Abstract
Purpose :
Patterns in blue autofluorescence (BAF) imaging seem to be correlated with progression rate of geographic atrophies (GA). We introduce an automated technique for two-dimensional estimation of the progression velocity of atrophy borders to investigate GA progression in relation to local BAF intensity.
Methods :
We retrospectively analysed 14 pairs of follow up BAF images acquired with the Heidelberg HRA (Heidelberg Engineering, Germany). BAF images were acquired at different time points from 9 eyes of patients with non-neovascular AMD and in presence of GA. Each pair of images was aligned and areas of GA were manually segmented. Velocity was estimated by image processing the border shrinkage of the GA at the second time point until the border of the first GA was met. Number of required shrinkage steps divided by the time interval between scans gave an estimated border velocity (Figure 1). The average BAF intensity of the external neighbouring areas to the initial border was also calculated. Concave borders were not used in the analysis to exclude areas that merged during the interval, preventing the velocity estimation.

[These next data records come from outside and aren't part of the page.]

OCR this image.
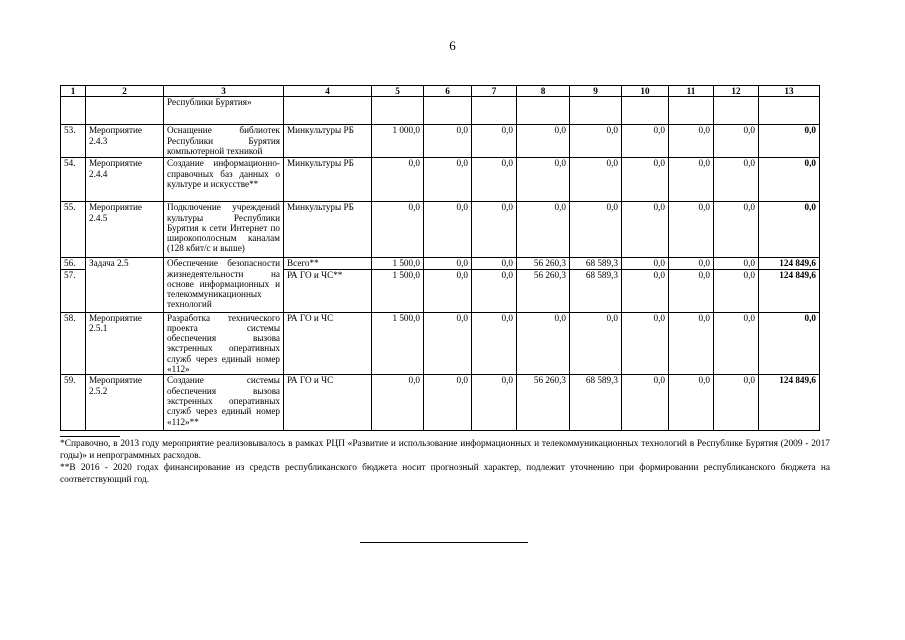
6
1	2	3	4	5	6	7	8	9	10	11	12	13
		Республики Бурятия»										
53.	Мероприятие 2.4.3	Оснащение библиотек Республики Бурятия компьютерной техникой	Минкультуры РБ	1 000,0	0,0	0,0	0,0	0,0	0,0	0,0	0,0	0,0
54.	Мероприятие 2.4.4	Создание информационно-справочных баз данных о культуре и искусстве**	Минкультуры РБ	0,0	0,0	0,0	0,0	0,0	0,0	0,0	0,0	0,0
55.	Мероприятие 2.4.5	Подключение учреждений культуры Республики Бурятия к сети Интернет по широкополосным каналам (128 кбит/с и выше)	Минкультуры РБ	0,0	0,0	0,0	0,0	0,0	0,0	0,0	0,0	0,0
56.	Задача 2.5	Обеспечение безопасности жизнедеятельности на основе информационных и телекоммуникационных технологий	Всего**	1 500,0	0,0	0,0	56 260,3	68 589,3	0,0	0,0	0,0	124 849,6
57.			РА ГО и ЧС**	1 500,0	0,0	0,0	56 260,3	68 589,3	0,0	0,0	0,0	124 849,6
58.	Мероприятие 2.5.1	Разработка технического проекта системы обеспечения вызова экстренных оперативных служб через единый номер «112»	РА ГО и ЧС	1 500,0	0,0	0,0	0,0	0,0	0,0	0,0	0,0	0,0
59.	Мероприятие 2.5.2	Создание системы обеспечения вызова экстренных оперативных служб через единый номер «112»**	РА ГО и ЧС	0,0	0,0	0,0	56 260,3	68 589,3	0,0	0,0	0,0	124 849,6

*Справочно, в 2013 году мероприятие реализовывалось в рамках РЦП «Развитие и использование информационных и телекоммуникационных технологий в Республике Бурятия (2009 - 2017 годы)» и непрограммных расходов.

**В 2016 - 2020 годах финансирование из средств республиканского бюджета носит прогнозный характер, подлежит уточнению при формировании республиканского бюджета на соответствующий год.
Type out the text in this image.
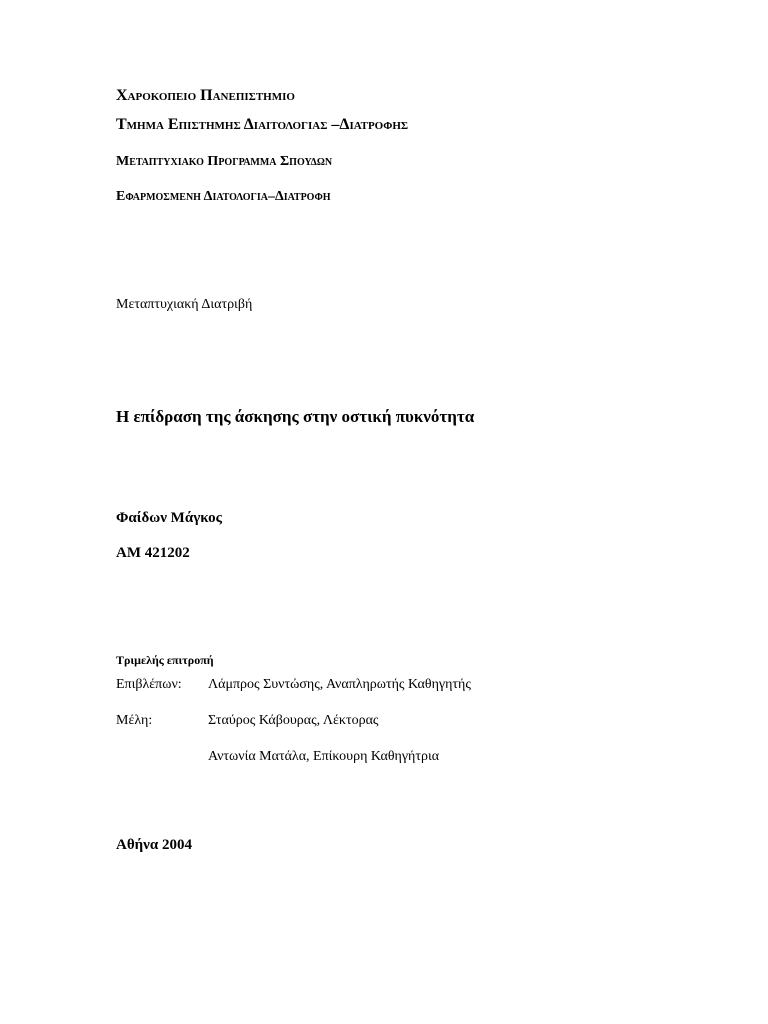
Χαροκοπειο Πανεπιστημιο
Τμημα Επιστημης Διαιτολογιας –Διατροφης
Μεταπτυχιακο Προγραμμα Σπουδων
Εφαρμοσμενη Διατολογια–Διατροφη
Μεταπτυχιακή Διατριβή
Η επίδραση της άσκησης στην οστική πυκνότητα
Φαίδων Μάγκος
ΑΜ 421202
Τριμελής επιτροπή
Επιβλέπων: Λάμπρος Συντώσης, Αναπληρωτής Καθηγητής
Μέλη:	Σταύρος Κάβουρας, Λέκτορας
Αντωνία Ματάλα, Επίκουρη Καθηγήτρια
Αθήνα 2004
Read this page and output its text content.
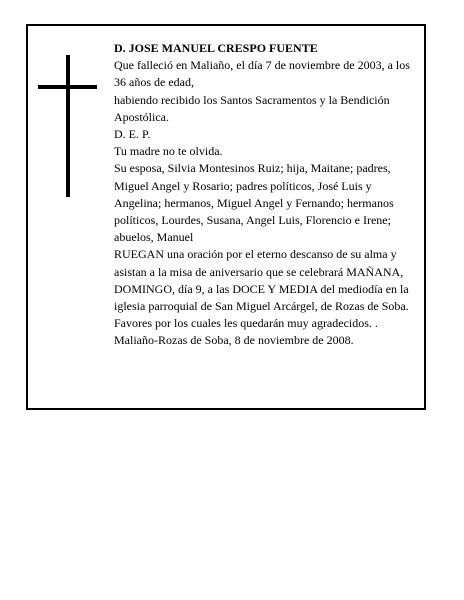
D. JOSE MANUEL CRESPO FUENTE

Que falleció en Maliaño, el día 7 de noviembre de 2003, a los 36 años de edad,

habiendo recibido los Santos Sacramentos y la Bendición Apostólica.

D. E. P.

Tu madre no te olvida.

Su esposa, Silvia Montesinos Ruiz; hija, Maitane; padres, Miguel Angel y Rosario; padres políticos, José Luis y Angelina; hermanos, Miguel Angel y Fernando; hermanos políticos, Lourdes, Susana, Angel Luis, Florencio e Irene; abuelos, Manuel

RUEGAN una oración por el eterno descanso de su alma y asistan a la misa de aniversario que se celebrará MAÑANA, DOMINGO, día 9, a las DOCE Y MEDIA del mediodía en la iglesia parroquial de San Miguel Arcárgel, de Rozas de Soba. Favores por los cuales les quedarán muy agradecidos. .

Maliaño-Rozas de Soba, 8 de noviembre de 2008.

Linear regression was used to estimate the relationship between BAF intensity and velocity.
Results :
A significantly positive correlation (p<0.0001) was found between border velocity and BAF intensity in the analysed dataset (Figure 2).
Conclusions :
Progression velocity at borders of GA, as determined by a novel automated technique, is associated with BAF intensity. Our new technique offers an automated way for exploring determinants of pathophysiological changes in GA as revealed by autofluorescence at the borders, and may have promise as an objective measure for determining progression in patients.
This abstract was presented at the 2019 ARVO Annual Meeting, held in Vancouver, Canada, April 28 - May 2, 2019.